You can probably push  the core a lot higher. Low end cards tend to OC quite well because of the low TDP and simplicity of the core. Also Core bums is what will give you the most noticeable improvement.


----------



## FreedomEclipse (Apr 2, 2011)

lexan said:


> Thanks alot freedom, i used Catalyst overdrive to set the new clock speeds (from 600Mhz GPU clock and 400Mhz Memory clock to 650Mhz GPU and 550 Memory), ive tested the new clocks with a myriad of games from MOH2010, BF:Bad Company 2, NFS:Hot Pursuit 2010, Tropico 3...etc Ive stress tested tested with 3d Mark Vantage & its stable at those speeds. Temp wise it runs at mid 50s to low 60s  when idle & mid 80s to low 90s when under full load, its passively cooled. In RBE i get the option to save the new bios as a *.rom file so its not much trouble for u, could you please guide me on how ill make a bootable flash disk so that i can permanently flash that cards bios coz i cant do that in RBE or the windows GUI, by the way im running Windows 7 home premium and my intention is to have a silent HTPC, thats why apart from the CPU fan & PSU fan, i havent added any more fans. Again, thanks in advance.



Is your card a passive one or one with a fan on it? most of them are passive. you could probably clock it higher with Afterburner.


----------



## cheesy999 (Apr 2, 2011)

HalfAHertz said:


> You can probably push the core a lot higher. Low end cards tend to OC quite well because of the low TDP and simplicity of the core. Also Core bums is what will give you the most noticeable improvement.



yeah, its even better with integrated gfx, when i didn't have my gts 250 in i got 30-40% on my 7025 and i only stopped cause i got bored


----------



## lexan (Apr 2, 2011)

Thanks people ill try to push it harder tonight with CMRirt 2 & GTA IV but i dont wanna take it too far coz its passively cooled & since my aim is a silent HTPC, i dont wanna add noisy cooling fans. My main problem is how to make those new clock speeds permanent in bios, please help me with step by step instructions on how to permanently set those new core & ram speeds in bios coz as it is, ill have to set those speeds again the moment i format this harddrive which happens very often. I promise you guys, i'm a quick learner 

Thanks for your help and suggestions, i appreciate.


----------



## FreedomEclipse (Apr 2, 2011)

The Accelero L2 I linked to is pretty low profile cooler -- and fitting one is easy and doesnt require the skill of a master craftsman to install.

 Secondly, not all fans are noisey. we are no way suggesting you attach a leaf blower to your case. something like a Noctua NF-12 is very quiet. Have a look at some Akasa Apache fans. they are virtually silent and move a good amount of air. they are possibly a little more expensive then regular 120mm fans but trust me, its worth the money. Highly recommended if you can fit one in your case. 

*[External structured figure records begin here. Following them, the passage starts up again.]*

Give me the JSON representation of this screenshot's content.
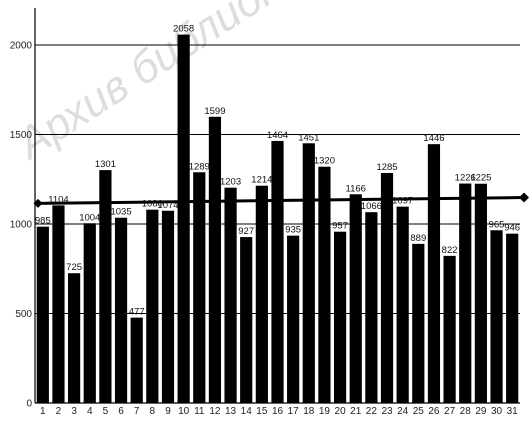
{
  "chart_data": {
    "type": "bar",
    "title": "",
    "xlabel": "",
    "ylabel": "",
    "ylim": [
      0,
      2200
    ],
    "y_ticks": [
      0,
      500,
      1000,
      1500,
      2000
    ],
    "grid": "horizontal",
    "categories": [
      "1",
      "2",
      "3",
      "4",
      "5",
      "6",
      "7",
      "8",
      "9",
      "10",
      "11",
      "12",
      "13",
      "14",
      "15",
      "16",
      "17",
      "18",
      "19",
      "20",
      "21",
      "22",
      "23",
      "24",
      "25",
      "26",
      "27",
      "28",
      "29",
      "30",
      "31"
    ],
    "values": [
      985,
      1104,
      725,
      1004,
      1301,
      1035,
      477,
      1080,
      1074,
      2058,
      1289,
      1599,
      1203,
      927,
      1214,
      1464,
      935,
      1451,
      1320,
      957,
      1166,
      1066,
      1285,
      1097,
      889,
      1446,
      822,
      1226,
      1225,
      965,
      946
    ],
    "value_labels": [
      "985",
      "1104",
      "725",
      "1004",
      "1301",
      "1035",
      "477",
      "1080",
      "1074",
      "2058",
      "1289",
      "1599",
      "1203",
      "927",
      "1214",
      "1464",
      "935",
      "1451",
      "1320",
      "957",
      "1166",
      "1066",
      "1285",
      "1097",
      "889",
      "1446",
      "822",
      "1226",
      "1225",
      "965",
      "946"
    ],
    "trend_line": {
      "start_value": 1115,
      "end_value": 1148
    },
    "bar_color": "#000000",
    "grid_color": "#000000",
    "watermark": "Архив библиотеки"
  }
}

Keep an eye on your temps. and go easy with Kombustor. as that will make your card heat up ALOT as it stresses the card. if it goes anywhere above 80'c then you NEED to get some active cooling for it. because if you dont it will melt. Passive cards arent really made with overclocking in mind. 

----

If MSI afterburner reconises your card. and you can use it to overclock. theres a little tickbox at the bottom of the program which says "apply overclocking at system start up" thats the easy way around if. but if you want the bios way i will type up a small guide


----------



## lexan (Apr 3, 2011)

Hi FreedomEclipse, i found a great walkthrough complete with photos for permanently flashing the bios with ATI Flash here...[http://www.techpowerup.com/forums/showthread.php?t=57750]. Ive applied it and fresh installed the OS just to confirm that it works. Thanks for your help, next on my list is HDMI, hope i find someone as helpful as you to answer my questions. Have a nice day.


----------



## OneMoar (Apr 3, 2011)

why not replace the card =/


----------



## lexan (Apr 3, 2011)

OneMoar said:


> why not replace the card =/



Like i said above, its a Third world country, and even when you find a good deal from an online store, the freight, insurance and customs costs almost triple the price of the item unless you are buying in bulk.


----------



## OneMoar (Apr 3, 2011)

lexan said:


> Like i said above, its a Third world country, and even when you find a good deal from an online store, the freight, insurance and customs costs almost triple the price of the item unless you are buying in bulk.



and if you burn the card up by pushing it so hard ?


----------



## lexan (Apr 3, 2011)

OneMoar said:


> and if you burn the card up by pushing it so hard ?



The current clockspeeds im doing are within the cards safe limits, there are forum posts and You tube videos of people who have pushed this card way beyond its safe limits with no trouble at all, so im not worried about burning it.


----------